El declive de un hombre bueno

En los últimos días su cuartel había estado más ajetreado que de costumbre. En el pueblo había recalado la comitiva que acompañaba a un alto cargo de las milicias, que volvía a la capital tras un tiempo de presencia en La Costa Azul. Uno de esos tipos pomposos y arrogantes que últimamente veía proliferar demasiado entre los mandos del ejército, de esos que más que aportar honra a las filas y cumplir su cometido de servir al pueblo aprovechan su posición para colocarse por encima de los demás. Así que, en lo posible, había preferido ausentarse y sólo permanecer en las cercanías de edificio si no tenía otra opción.
Aquella noche, cuando volvía a pernoctar tras una jornada especialmente larga, se encontró con una desagradable sorpresa. O, más bien, fue consciente de ella, ya que a varias manzanas era notorio el jaleo que había en su otrora tranquilo lugar de descanso.
Mudó su expresión en hastío a medida que se acercaba, intuyendo que la noche iba a ser aún más larga que el día. Por suerte, sus huéspedes habían anunciado su marcha para la mañana siguiente, sin duda aquella era su fiesta de despedida particular.
Sin embargo pronto olvidó tales banalidades, alarmado por un asunto de una índole más preocupante: cuando había enfilado la calle principal y apenas le restaba media centena de metros para su destino vio salir del cuartel despavorida a una joven a la que conocía muy bien e, instantes después, a varios festejantes bastante airados.
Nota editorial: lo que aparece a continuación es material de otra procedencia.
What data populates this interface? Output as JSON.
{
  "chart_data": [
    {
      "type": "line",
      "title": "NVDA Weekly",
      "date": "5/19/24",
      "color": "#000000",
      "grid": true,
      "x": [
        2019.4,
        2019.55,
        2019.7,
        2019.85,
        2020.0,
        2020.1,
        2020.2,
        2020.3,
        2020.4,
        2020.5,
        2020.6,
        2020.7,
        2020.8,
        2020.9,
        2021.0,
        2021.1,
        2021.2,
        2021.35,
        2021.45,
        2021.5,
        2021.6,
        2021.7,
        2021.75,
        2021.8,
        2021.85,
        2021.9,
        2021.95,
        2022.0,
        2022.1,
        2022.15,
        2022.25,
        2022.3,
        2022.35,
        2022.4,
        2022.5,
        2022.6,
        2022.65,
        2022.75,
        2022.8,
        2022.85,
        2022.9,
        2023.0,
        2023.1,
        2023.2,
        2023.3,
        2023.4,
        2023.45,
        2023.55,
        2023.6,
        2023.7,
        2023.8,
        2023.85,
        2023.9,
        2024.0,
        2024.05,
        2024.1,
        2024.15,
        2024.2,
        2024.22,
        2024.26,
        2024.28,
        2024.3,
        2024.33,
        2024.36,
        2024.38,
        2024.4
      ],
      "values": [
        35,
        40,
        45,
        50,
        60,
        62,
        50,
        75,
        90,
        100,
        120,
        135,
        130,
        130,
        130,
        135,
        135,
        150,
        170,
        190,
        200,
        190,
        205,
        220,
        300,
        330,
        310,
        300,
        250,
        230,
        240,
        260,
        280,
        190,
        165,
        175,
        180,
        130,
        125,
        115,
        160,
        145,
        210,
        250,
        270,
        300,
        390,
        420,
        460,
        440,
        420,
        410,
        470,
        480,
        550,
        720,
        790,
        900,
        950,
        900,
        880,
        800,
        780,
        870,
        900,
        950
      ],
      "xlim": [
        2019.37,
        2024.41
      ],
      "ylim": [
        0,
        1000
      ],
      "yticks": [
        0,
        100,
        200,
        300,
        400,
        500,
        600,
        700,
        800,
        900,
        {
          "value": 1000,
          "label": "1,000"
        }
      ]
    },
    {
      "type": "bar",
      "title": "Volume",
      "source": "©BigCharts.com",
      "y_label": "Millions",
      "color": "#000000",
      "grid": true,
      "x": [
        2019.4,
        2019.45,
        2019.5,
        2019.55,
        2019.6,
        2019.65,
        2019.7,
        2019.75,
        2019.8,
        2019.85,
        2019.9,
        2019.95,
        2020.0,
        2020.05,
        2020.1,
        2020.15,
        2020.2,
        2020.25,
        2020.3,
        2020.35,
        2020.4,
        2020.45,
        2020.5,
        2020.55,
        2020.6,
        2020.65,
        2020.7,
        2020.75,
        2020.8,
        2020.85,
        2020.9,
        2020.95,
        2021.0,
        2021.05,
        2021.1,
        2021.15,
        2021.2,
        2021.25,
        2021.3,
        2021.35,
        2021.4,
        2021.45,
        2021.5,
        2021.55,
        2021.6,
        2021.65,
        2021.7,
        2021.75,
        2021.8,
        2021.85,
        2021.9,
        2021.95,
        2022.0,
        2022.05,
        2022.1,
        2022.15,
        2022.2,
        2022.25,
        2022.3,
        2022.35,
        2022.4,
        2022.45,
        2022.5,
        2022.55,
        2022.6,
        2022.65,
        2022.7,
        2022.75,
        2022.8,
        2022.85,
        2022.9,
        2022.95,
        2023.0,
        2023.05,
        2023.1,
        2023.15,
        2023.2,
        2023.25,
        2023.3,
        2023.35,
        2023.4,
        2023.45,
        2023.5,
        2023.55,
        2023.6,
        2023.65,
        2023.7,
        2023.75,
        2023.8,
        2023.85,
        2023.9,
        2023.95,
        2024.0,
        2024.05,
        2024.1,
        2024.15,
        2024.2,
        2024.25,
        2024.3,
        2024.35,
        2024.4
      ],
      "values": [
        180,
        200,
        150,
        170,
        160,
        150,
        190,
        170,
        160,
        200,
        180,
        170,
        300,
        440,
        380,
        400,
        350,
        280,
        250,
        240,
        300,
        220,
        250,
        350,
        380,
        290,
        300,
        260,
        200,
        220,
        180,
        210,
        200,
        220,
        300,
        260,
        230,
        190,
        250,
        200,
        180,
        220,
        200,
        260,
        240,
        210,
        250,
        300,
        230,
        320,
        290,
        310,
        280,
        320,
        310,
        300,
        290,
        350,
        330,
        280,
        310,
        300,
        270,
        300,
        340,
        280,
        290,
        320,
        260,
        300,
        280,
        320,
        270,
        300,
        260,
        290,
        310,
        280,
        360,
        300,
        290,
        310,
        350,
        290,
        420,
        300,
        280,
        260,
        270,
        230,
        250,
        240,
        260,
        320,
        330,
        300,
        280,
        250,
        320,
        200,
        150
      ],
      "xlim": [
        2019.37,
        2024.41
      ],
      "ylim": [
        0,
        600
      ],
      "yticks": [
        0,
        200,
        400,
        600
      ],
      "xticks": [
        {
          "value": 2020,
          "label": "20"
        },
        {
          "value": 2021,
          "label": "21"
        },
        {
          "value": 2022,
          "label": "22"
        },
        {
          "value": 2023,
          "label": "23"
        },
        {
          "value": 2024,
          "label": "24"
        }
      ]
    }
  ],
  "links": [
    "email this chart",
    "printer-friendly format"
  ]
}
La muchacha era la joven konomi a la que se había empeñado en proteger a pesar de las quejas de sus hombres y el rechazo de medio pueblo. A sus perseguidores no los reconoció a primera vista, salvo a uno de ellos. Era el general; el asunto pintaba mal.
A pesar de que se pusieron en marcha con rapidez no tardó mucho en darles caza, se notaba por su caminar errático que estaban perjudicados por la bebida. Otra cosa iba a ser hacerles cambiar de rumbo.
—¿Qué está ocurriendo? —les interpeló en cuanto pudo rodearlos y cortarles el paso.
—¡Aparta estúpido! —fue el insulto que obtuvo por toda respuesta.
A continuación intentó apartarlo de un empellón, pero él se mantuvo firme y de no ser porque los otros lo agarraron habría dado con sus huesos en el suelo.
—¿Se puede saber qué haces, imbécil? —escupió enrojecido cuando se hubo recompuesto.
—Mi labor, señor —respondió con serenidad—. Es mi responsabilidad mantener el orden en este pueblo, y en vuestro estado ni vos ni vuestros acompañantes deberíais correr por las calles.
Durante unos momentos el desconcierto fue capaz de desplazar a la cólera en aquellas facciones turbadas por el alcohol. Sabía que estaba asumiendo un riesgo demasiado grande, que por mucho menos otros habían recibido un fuerte castigo; aunque duró sólo unos segundos, demasiado poco para que fuese capaz de medir las consecuencias de sus actos.
La reacción sobrevino demasiado rápido, más de lo que hubiese podido aventurar visto el estado en el que se encontraba su contrario.
—Ni se te ocurra volver a interponerte en mi camino —le espetó apretando contra su pecho un cuchillo que había extraído del cinto, todo resto de ebriedad borrado de sus ojos—. O lo pagarás.